Una prima parte tutta settecentesca con Haydn, Mozart e Clementi rappresentati ciascuno da una sonata e interpretati da Canino con la giocosità, l’eleganza e lo humour che lo contraddistinguono. Se la sonata Hob. XVI n. 13 del tedesco è risultata piena di vitalità e di energia ritmica, soprattutto nel Minuetto e nel Finale, il lavoro mozartiano – la Sonata in re maggiore K 311 – ha colpito per il cambiamento timbrico cui è stato sottoposto il pianoforte, soprattutto nel primo tempo, con i temi esposti in modo estremamente chiaro ma delicato. Alla fine la Sonata di Clementi ha allungato un tantino troppo questo viaggio nella cultura musicale di fine Settecento, ma il brio tutto italiano delle note ribattute iniziali ha comunque esercitato il suo fascino sugli ascoltatori.
Molto più eclettica la seconda parte, iniziata con due brillanti lavori di Gottschalk (unico autore del XIX secolo presente nel programma) e proseguita a ritmo di blues con la musica di Aaron Copland, fino ad arrivare all’Etude Australe VIII di John Cage. A proposito di questa partitura realizzata usando una mappa astrale, Canino ha tranquillizzato il pubblico preannunciando che, se l’osservazione del firmamento concepita dal musicista americano avrebbe potuto durare giorni e giorni, la sua esecuzione si sarebbe limitata a una decina di minuti.

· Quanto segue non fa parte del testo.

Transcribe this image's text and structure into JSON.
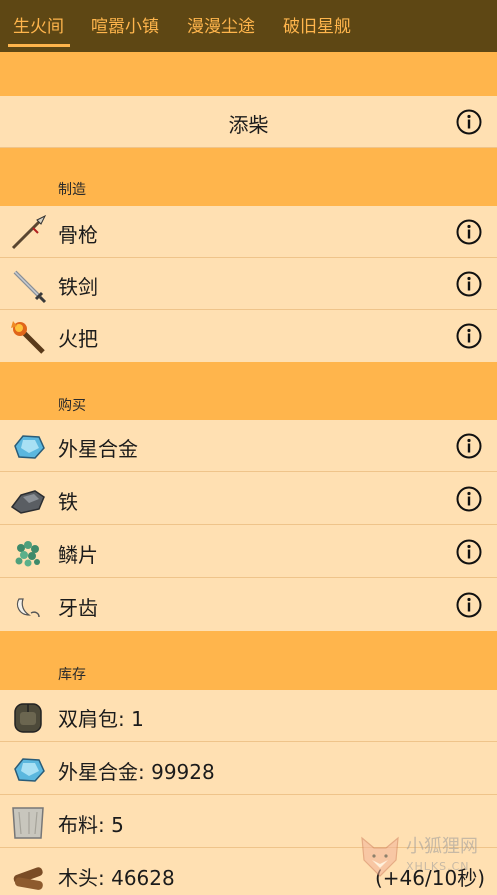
{
  "tabs": [
    {
      "label": "生火间",
      "active": true
    },
    {
      "label": "喧嚣小镇"
    },
    {
      "label": "漫漫尘途"
    },
    {
      "label": "破旧星舰"
    }
  ],
  "action": {
    "label": "添柴"
  },
  "craft": {
    "title": "制造",
    "items": [
      {
        "label": "骨枪",
        "icon": "bone-spear-icon"
      },
      {
        "label": "铁剑",
        "icon": "iron-sword-icon"
      },
      {
        "label": "火把",
        "icon": "torch-icon"
      }
    ]
  },
  "buy": {
    "title": "购买",
    "items": [
      {
        "label": "外星合金",
        "icon": "alien-alloy-icon"
      },
      {
        "label": "铁",
        "icon": "iron-ore-icon"
      },
      {
        "label": "鳞片",
        "icon": "scales-icon"
      },
      {
        "label": "牙齿",
        "icon": "teeth-icon"
      }
    ]
  },
  "stores": {
    "title": "库存",
    "items": [
      {
        "label": "双肩包: 1",
        "icon": "backpack-icon"
      },
      {
        "label": "外星合金: 99928",
        "icon": "alien-alloy-icon"
      },
      {
        "label": "布料: 5",
        "icon": "cloth-icon"
      },
      {
        "label": "木头: 46628",
        "icon": "wood-icon",
        "rate": "(+46/10秒)"
      }
    ]
  },
  "watermark": {
    "text": "小狐狸网",
    "subtext": "XHLKS.CN"
  },
  "colors": {
    "tabbar": "#5e4714",
    "accent": "#ffb54c",
    "row": "#ffe0b2"
  }
}
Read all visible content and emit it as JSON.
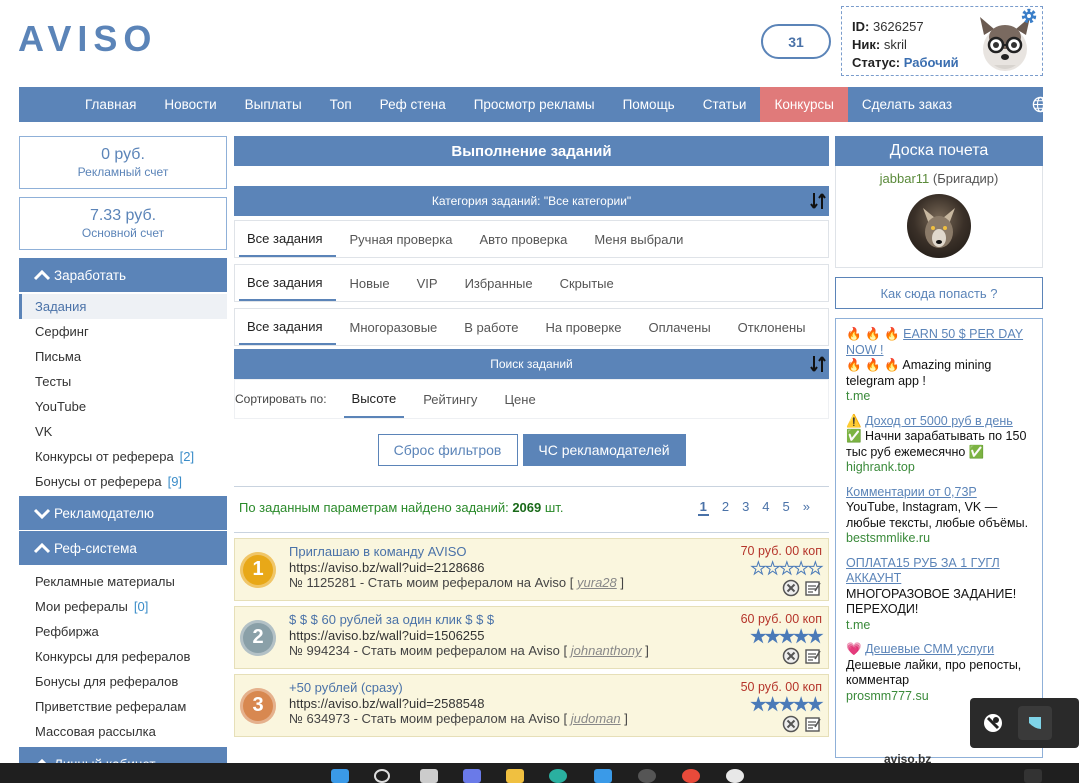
{
  "header": {
    "logo": "AVISO",
    "counter": "31"
  },
  "user": {
    "id_label": "ID:",
    "id": "3626257",
    "nick_label": "Ник:",
    "nick": "skril",
    "status_label": "Статус:",
    "status": "Рабочий"
  },
  "nav": {
    "items": [
      "Главная",
      "Новости",
      "Выплаты",
      "Топ",
      "Реф стена",
      "Просмотр рекламы",
      "Помощь",
      "Статьи",
      "Конкурсы",
      "Сделать заказ"
    ],
    "active": "Конкурсы",
    "active_color": "#e07a7a"
  },
  "accounts": [
    {
      "amount": "0 руб.",
      "label": "Рекламный счет"
    },
    {
      "amount": "7.33 руб.",
      "label": "Основной счет"
    }
  ],
  "sidebar": {
    "earn_title": "Заработать",
    "earn_items": [
      {
        "label": "Задания",
        "count": ""
      },
      {
        "label": "Серфинг",
        "count": ""
      },
      {
        "label": "Письма",
        "count": ""
      },
      {
        "label": "Тесты",
        "count": ""
      },
      {
        "label": "YouTube",
        "count": ""
      },
      {
        "label": "VK",
        "count": ""
      },
      {
        "label": "Конкурсы от реферера",
        "count": "[2]"
      },
      {
        "label": "Бонусы от реферера",
        "count": "[9]"
      }
    ],
    "advertiser_title": "Рекламодателю",
    "ref_title": "Реф-система",
    "ref_items": [
      {
        "label": "Рекламные материалы",
        "count": ""
      },
      {
        "label": "Мои рефералы",
        "count": "[0]"
      },
      {
        "label": "Рефбиржа",
        "count": ""
      },
      {
        "label": "Конкурсы для рефералов",
        "count": ""
      },
      {
        "label": "Бонусы для рефералов",
        "count": ""
      },
      {
        "label": "Приветствие рефералам",
        "count": ""
      },
      {
        "label": "Массовая рассылка",
        "count": ""
      }
    ],
    "cabinet_title": "Личный кабинет"
  },
  "main": {
    "title": "Выполнение заданий",
    "category": "Категория заданий: \"Все категории\"",
    "tabs1": [
      "Все задания",
      "Ручная проверка",
      "Авто проверка",
      "Меня выбрали"
    ],
    "tabs2": [
      "Все задания",
      "Новые",
      "VIP",
      "Избранные",
      "Скрытые"
    ],
    "tabs3": [
      "Все задания",
      "Многоразовые",
      "В работе",
      "На проверке",
      "Оплачены",
      "Отклонены"
    ],
    "search_title": "Поиск заданий",
    "sort_label": "Сортировать по:",
    "sort_tabs": [
      "Высоте",
      "Рейтингу",
      "Цене"
    ],
    "reset_button": "Сброс фильтров",
    "blacklist_button": "ЧС рекламодателей",
    "found_text": "По заданным параметрам найдено заданий:",
    "found_count": "2069",
    "found_unit": "шт.",
    "pages": [
      "1",
      "2",
      "3",
      "4",
      "5",
      "»"
    ],
    "tasks": [
      {
        "rank": "1",
        "medal_color": "#e8a818",
        "title": "Приглашаю в команду AVISO",
        "url": "https://aviso.bz/wall?uid=2128686",
        "number": "№ 1125281",
        "desc": "- Стать моим рефералом на Aviso",
        "author": "yura28",
        "price": "70 руб. 00 коп",
        "rating": 0
      },
      {
        "rank": "2",
        "medal_color": "#8aa0a8",
        "title": "$ $ $ 60 рублей за один клик $ $ $",
        "url": "https://aviso.bz/wall?uid=1506255",
        "number": "№ 994234",
        "desc": "- Стать моим рефералом на Aviso",
        "author": "johnanthony",
        "price": "60 руб. 00 коп",
        "rating": 5
      },
      {
        "rank": "3",
        "medal_color": "#d88850",
        "title": "+50 рублей (сразу)",
        "url": "https://aviso.bz/wall?uid=2588548",
        "number": "№ 634973",
        "desc": "- Стать моим рефералом на Aviso",
        "author": "judoman",
        "price": "50 руб. 00 коп",
        "rating": 5
      }
    ]
  },
  "right": {
    "honor_title": "Доска почета",
    "honor_user": "jabbar11",
    "honor_rank": "(Бригадир)",
    "how_link": "Как сюда попасть ?",
    "ads": [
      {
        "emoji": "🔥 🔥 🔥",
        "head": "EARN 50 $ PER DAY NOW !",
        "body": "🔥 🔥 🔥 Amazing mining telegram app !",
        "link": "t.me"
      },
      {
        "emoji": "⚠️",
        "head": "Доход от 5000 руб в день",
        "body": "✅ Начни зарабатывать по 150 тыс руб ежемесячно ✅",
        "link": "highrank.top"
      },
      {
        "emoji": "",
        "head": "Комментарии от 0,73Р",
        "body": "YouTube, Instagram, VK — любые тексты, любые объёмы.",
        "link": "bestsmmlike.ru"
      },
      {
        "emoji": "",
        "head": "ОПЛАТА15 РУБ ЗА 1 ГУГЛ АККАУНТ",
        "body": "МНОГОРАЗОВОЕ ЗАДАНИЕ! ПЕРЕХОДИ!",
        "link": "t.me"
      },
      {
        "emoji": "💗",
        "head": "Дешевые СММ услуги",
        "body": "Дешевые лайки, про репосты, комментар",
        "link": "prosmm777.su"
      }
    ],
    "footer": "aviso.bz"
  }
}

Eppure ascoltare il brano di Cage è stato come percepire l’essenza della curiosità e dello spirito esplorativo di un interprete che ha attraversato gli ultimi quarant’anni del Novecento portando la musica contemporanea a contatto del grande pubblico. E i Children’s Songs di Chick Corea, proposti a conclusione, sono forse stato proprio questo, il simpatico omaggio di un ‘nonno’ – tuttora perfettamente in forma – a tutti quei giovani che, come lui, non sanno resistere alla curiosità verso ogni novità del linguaggio artistico.